Ponadto należy stwierdzić, iż zgodnie z Regulaminem nr 87 Europejskiej Komisji Gospodarczej Organizacji Narodów Zjednoczonych (EKG ONZ) – jednolite przepisy dotyczące homologacji świateł jazdy dziennej przeznaczonych dla pojazdów o napędzie silnikowym, światła do jazdy dziennej (dwa) oznaczają oświetlenie skierowane do przodu, stosowane w celu poprawy widoczności pojazdu w czasie jazdy w dzień. Powinny one być oznaczone dodatkowym symbolem „RL”. Światłość każdego ze świateł do jazdy dziennej nie może być wynosi mniej niż 400 cd (kandela – jednostka światłości) w osi odniesienia oraz najwyżej 1200 cd w dowolnym kierunku, z którego jest widoczne. Światło posiadające więcej niż jedno źródło światła (tzw. paski świetlne) musi spełniać wymóg minimalnej światłości w przypadku awarii jednego ze źródeł światła, a w przypadku gdy światło wysyłane jest ze wszystkich źródeł, nie może być przekroczona światłość maksymalna.
Jakub Sawicki
KMP Elbląg
Montują do samochodów jakieś podróbki chińskie, słabo świecące i jest taki efekt, że samochód i tak jest mało widoczny na drodze. A policjanci na patrolu nie zwracają uwagi na ten stan rzeczy (także nie pouczają elbląskich rowerzystów - kolarzy, że jeżdżą po jezdni mimo, że mają obok jezdni drogę dla rowerzystów).

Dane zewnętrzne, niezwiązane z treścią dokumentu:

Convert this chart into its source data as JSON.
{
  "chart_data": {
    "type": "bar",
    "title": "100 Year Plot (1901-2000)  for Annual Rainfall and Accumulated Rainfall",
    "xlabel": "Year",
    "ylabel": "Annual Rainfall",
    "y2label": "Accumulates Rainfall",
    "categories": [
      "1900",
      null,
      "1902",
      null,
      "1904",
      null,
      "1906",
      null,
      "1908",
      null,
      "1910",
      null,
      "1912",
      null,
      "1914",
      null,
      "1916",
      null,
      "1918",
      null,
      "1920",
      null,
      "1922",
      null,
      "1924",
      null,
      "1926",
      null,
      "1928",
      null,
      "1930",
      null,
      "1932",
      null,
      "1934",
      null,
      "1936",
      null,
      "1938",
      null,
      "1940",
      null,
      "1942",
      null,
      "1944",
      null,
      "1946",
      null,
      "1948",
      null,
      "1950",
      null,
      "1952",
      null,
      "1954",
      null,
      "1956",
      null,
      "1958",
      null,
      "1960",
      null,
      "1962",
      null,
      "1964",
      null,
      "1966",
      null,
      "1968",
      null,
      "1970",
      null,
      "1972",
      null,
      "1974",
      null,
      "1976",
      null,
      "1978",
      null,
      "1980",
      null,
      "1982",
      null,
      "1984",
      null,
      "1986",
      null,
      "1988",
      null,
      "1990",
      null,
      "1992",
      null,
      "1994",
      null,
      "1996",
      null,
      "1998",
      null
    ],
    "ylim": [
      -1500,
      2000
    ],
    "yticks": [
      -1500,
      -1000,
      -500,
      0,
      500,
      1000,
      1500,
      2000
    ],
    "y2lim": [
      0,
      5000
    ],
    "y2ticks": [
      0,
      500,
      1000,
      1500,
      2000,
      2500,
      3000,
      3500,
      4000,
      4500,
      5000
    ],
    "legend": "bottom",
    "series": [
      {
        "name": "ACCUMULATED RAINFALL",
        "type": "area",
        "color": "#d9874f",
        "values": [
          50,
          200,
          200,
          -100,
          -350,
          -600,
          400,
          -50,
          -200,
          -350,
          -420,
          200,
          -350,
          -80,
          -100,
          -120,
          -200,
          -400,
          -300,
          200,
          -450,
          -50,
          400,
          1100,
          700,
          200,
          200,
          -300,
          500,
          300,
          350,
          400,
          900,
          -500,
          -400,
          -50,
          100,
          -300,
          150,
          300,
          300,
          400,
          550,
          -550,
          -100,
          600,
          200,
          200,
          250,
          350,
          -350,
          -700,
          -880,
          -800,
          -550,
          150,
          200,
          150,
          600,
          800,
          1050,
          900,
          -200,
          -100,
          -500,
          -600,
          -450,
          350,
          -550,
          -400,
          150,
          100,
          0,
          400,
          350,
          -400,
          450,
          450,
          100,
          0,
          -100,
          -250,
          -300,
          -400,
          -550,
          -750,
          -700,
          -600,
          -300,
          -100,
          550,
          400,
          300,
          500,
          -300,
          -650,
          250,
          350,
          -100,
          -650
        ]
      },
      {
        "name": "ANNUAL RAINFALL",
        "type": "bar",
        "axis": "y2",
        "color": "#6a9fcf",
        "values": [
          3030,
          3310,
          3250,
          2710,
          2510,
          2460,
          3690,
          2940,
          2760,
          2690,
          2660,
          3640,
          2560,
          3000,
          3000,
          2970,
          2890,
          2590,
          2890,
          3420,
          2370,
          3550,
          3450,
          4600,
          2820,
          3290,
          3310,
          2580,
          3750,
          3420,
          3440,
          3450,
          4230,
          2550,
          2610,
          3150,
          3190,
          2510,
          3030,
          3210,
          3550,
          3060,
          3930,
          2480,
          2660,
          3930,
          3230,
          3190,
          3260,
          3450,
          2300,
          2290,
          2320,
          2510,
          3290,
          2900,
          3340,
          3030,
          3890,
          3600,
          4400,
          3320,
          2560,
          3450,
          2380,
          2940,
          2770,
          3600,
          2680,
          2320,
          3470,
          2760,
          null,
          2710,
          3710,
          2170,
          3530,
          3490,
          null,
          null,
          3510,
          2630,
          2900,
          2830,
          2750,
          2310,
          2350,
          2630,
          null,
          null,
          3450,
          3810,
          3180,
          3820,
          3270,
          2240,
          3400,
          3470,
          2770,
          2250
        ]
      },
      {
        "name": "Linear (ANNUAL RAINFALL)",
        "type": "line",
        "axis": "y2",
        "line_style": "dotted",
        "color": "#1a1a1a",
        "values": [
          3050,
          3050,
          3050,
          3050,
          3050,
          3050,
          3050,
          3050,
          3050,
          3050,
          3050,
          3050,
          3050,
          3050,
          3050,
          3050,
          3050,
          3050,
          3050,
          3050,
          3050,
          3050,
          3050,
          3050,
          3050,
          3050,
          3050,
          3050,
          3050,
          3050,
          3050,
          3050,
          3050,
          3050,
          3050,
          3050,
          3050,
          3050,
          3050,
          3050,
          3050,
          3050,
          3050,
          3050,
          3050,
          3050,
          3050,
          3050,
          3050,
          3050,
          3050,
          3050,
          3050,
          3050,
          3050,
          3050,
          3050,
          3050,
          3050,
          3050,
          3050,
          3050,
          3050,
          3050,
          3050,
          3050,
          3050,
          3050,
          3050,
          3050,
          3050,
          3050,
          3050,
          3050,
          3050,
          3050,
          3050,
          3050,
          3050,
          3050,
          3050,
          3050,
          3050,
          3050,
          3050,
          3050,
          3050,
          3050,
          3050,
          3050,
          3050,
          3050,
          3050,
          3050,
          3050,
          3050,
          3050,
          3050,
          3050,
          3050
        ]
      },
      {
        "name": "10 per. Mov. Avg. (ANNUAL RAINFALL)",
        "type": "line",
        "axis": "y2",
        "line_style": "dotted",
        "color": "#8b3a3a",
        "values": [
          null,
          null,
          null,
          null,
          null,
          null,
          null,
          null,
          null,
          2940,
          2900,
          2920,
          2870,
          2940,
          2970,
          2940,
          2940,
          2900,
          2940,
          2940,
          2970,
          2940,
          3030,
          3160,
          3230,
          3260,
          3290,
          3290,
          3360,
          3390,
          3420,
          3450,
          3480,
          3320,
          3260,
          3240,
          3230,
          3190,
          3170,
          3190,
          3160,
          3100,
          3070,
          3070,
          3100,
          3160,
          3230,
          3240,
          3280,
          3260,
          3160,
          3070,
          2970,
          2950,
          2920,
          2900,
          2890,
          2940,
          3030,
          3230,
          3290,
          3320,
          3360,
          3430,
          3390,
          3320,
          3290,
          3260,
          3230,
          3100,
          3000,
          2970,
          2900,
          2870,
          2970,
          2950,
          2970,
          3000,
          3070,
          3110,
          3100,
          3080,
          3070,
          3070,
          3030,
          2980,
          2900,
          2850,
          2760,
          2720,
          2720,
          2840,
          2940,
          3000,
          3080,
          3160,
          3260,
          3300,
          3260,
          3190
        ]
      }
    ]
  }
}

"W świetle obowiązujących przepisów dopuszcza się montowanie tzw. pasków z diodami" - nie piszcie takich rzeczy, bo już dzisiaj widać amatorów takich pasków, a żaden "pasek" nie posiada homologacji E, tym bardziej oznaczenia RL !

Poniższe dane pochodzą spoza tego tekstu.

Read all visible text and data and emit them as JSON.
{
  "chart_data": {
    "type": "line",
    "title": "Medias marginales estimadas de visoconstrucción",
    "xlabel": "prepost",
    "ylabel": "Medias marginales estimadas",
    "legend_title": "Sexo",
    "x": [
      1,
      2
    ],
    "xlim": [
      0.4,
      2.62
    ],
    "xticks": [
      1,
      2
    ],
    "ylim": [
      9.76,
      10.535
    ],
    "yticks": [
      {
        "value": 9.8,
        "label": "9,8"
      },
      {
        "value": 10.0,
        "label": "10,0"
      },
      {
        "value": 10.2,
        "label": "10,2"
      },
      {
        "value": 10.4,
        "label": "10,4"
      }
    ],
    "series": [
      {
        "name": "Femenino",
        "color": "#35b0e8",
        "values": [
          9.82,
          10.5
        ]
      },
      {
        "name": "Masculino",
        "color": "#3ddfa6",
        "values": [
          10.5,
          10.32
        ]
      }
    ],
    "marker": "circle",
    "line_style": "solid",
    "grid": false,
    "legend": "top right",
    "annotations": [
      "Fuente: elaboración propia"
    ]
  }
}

A na zdjeciu nasza medialna policyjna gwiazda :)
Jeżeli droga dla rowerów nie prowadzi w kierunku jazdy rowerzysty, to nie ma on obowiązku korzystania z niej - patrz PoRD art. 33 pkt 1.
maciupichcu - chyba, że droga dla rowerów jest dwukierunkowa.
Ale po co te ledy....? Przecież jeżeli chodzi o zużycie paliwa... to to się zwróci.. mniej więcej wtedy kiedy spodziewana kolizja Drogi Mlecznej z Andromedą.. to wygląda jak lampki choinkowe.. jeżeli komuś chodzi o jakiś efekt wizualny.. i to jest główny powód.
DO ALSK MYŚLISZ O ŻABIE?
to nie żaba a Łysy
Janusze mysla, ze montujac to badziewie ich prestizowa 15 letnia a ""szostkia"" lub wiejski passat bedzie ladniej sie prezentowal. Otoz nie wieje to tandeta na maxa, nie ma to zadnego praktycznego zastosowania. Zmniejszone spalanie paliwa, niby w jaki sposob. Jak i tak typowy Janusz bedzie chcial wyciagnac co sie da, ze swojego zlomu na obwodnicy. Takze panowie nie osmieszajcie sie i nie montujcie tego szajsu :)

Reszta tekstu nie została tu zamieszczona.